Le nouveau nucléaire et le durcissement des normes a effectivement conduit à faire évoluer certains des équipements existants et à en ajouter d’autres qui ont accru le coût de la production nucléaire.
Le coût du kW installé éolien baisse, à cause de l’augmentation des puissances unitaires et celui du solaire PV à cause de la performance des capteurs. Mais les limites basses sont presque atteintes.

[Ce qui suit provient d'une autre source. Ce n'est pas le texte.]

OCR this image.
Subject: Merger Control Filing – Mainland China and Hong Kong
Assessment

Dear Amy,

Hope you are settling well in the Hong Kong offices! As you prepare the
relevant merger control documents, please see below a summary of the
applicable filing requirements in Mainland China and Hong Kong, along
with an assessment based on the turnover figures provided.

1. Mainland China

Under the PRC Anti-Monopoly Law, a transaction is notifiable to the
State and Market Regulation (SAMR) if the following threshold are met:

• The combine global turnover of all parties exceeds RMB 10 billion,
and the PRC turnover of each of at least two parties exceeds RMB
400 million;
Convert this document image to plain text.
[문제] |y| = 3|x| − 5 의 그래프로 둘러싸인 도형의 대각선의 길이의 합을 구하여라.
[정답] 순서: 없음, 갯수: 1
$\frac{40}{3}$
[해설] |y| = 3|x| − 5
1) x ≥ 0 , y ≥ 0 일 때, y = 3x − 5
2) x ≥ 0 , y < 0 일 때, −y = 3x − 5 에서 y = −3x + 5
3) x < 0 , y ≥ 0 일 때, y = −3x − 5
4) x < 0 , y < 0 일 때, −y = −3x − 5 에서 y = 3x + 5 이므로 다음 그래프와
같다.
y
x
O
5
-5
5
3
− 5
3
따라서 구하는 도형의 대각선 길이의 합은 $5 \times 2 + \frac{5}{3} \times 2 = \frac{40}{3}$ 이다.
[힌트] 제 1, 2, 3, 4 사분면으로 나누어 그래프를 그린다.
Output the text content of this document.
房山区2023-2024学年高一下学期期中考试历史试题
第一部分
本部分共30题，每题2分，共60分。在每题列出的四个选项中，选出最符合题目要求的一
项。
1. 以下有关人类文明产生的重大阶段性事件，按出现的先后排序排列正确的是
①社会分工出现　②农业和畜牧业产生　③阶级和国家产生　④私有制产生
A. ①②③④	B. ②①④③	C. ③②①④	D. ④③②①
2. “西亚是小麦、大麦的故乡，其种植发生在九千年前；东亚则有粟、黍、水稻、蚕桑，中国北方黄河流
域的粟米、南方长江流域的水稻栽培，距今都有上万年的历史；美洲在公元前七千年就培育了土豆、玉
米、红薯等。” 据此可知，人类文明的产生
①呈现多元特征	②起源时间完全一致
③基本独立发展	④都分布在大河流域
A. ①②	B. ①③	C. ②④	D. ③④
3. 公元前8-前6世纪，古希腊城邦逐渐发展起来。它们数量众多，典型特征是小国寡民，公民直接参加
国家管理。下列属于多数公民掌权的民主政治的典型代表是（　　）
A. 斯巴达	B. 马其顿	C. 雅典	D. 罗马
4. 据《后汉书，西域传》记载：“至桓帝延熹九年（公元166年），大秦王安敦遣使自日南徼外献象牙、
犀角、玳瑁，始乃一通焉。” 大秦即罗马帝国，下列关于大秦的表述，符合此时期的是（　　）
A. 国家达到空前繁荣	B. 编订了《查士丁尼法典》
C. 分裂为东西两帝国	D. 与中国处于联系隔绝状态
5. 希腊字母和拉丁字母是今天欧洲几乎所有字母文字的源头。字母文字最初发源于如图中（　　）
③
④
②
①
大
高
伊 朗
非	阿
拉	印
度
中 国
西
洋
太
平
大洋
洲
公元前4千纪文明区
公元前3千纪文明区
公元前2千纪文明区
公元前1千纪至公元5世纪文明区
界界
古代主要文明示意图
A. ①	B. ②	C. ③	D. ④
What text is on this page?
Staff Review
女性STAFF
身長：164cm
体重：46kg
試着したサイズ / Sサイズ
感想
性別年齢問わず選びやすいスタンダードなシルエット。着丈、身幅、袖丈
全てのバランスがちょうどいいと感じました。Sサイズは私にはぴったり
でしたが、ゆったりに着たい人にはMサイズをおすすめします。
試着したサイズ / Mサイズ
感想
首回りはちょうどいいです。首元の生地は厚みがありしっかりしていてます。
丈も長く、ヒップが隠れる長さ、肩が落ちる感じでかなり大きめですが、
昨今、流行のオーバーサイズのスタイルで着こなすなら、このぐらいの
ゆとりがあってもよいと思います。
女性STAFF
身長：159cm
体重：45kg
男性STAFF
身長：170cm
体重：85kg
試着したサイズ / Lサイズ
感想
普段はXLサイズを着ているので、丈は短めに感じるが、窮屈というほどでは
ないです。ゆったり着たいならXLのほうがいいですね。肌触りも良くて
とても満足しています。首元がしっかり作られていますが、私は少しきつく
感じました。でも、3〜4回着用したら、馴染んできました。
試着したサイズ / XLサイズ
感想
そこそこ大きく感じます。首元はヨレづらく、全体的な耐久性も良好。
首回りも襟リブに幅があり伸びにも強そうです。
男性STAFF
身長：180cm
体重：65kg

Mais surtout, le coût de production de ces EnRi doit inclure celui du soutien "thermique" nécessaire pour pallier leur intermittence, ainsi que celui des multiples raccordements aux réseaux existants.
Globalement, le kWh nucléaire, même grevé de toutes ses servitudes de l’amont et de l’aval, reste largement compétitif.
Toutefois, le plus important est de considérer l’énergie électrique effectivement produite par les EnRi au regard des besoins. Durant les mois de novembre et décembre 2016, la couverture par les EnRi (éolien + solaire) a été de moins de 4% des besoins. Cette contre performance n’a pas empêché leurs partisans de présenter cette contribution comme ayant évité le black-out du réseau. Ceci est parfaitement inexact, les apports se faisant au bon gré du soleil et du vent et non en fonction des besoins. Par contre, il est juste de dire que l’énergie produite alors, a permis d’économiser, en proportion, gaz, charbon et fioul. Mais à quel prix ?
Quant au démantèlement des réacteurs et des usines du cycle, l’opinion est désormais convaincue : « qu’il s’agit d’un exercice technique extrêmement délicat et d’une bombe financière à retardement». Nos politiques ont affirmé qu'en fermant Fessenheim, les tâches de démantèlement des installations pourraient occuper une force de travail équivalente à celle des personnels du site, préservant ainsi l’emploi local.
Rien n’est vrai dans une telle présentation.
Il est étonnant qu’à l’ère où l’esprit critique est célébré, « des idées toutes faites » continuent leur chemin sans être remises en cause. Les méfaits du « théorème du clou » se répandent.
Malheureusement, cette passivité est fort dommageable pour les Français puisqu’elle permet l'avancée d'options qui malmènent l'économie et l'écologie.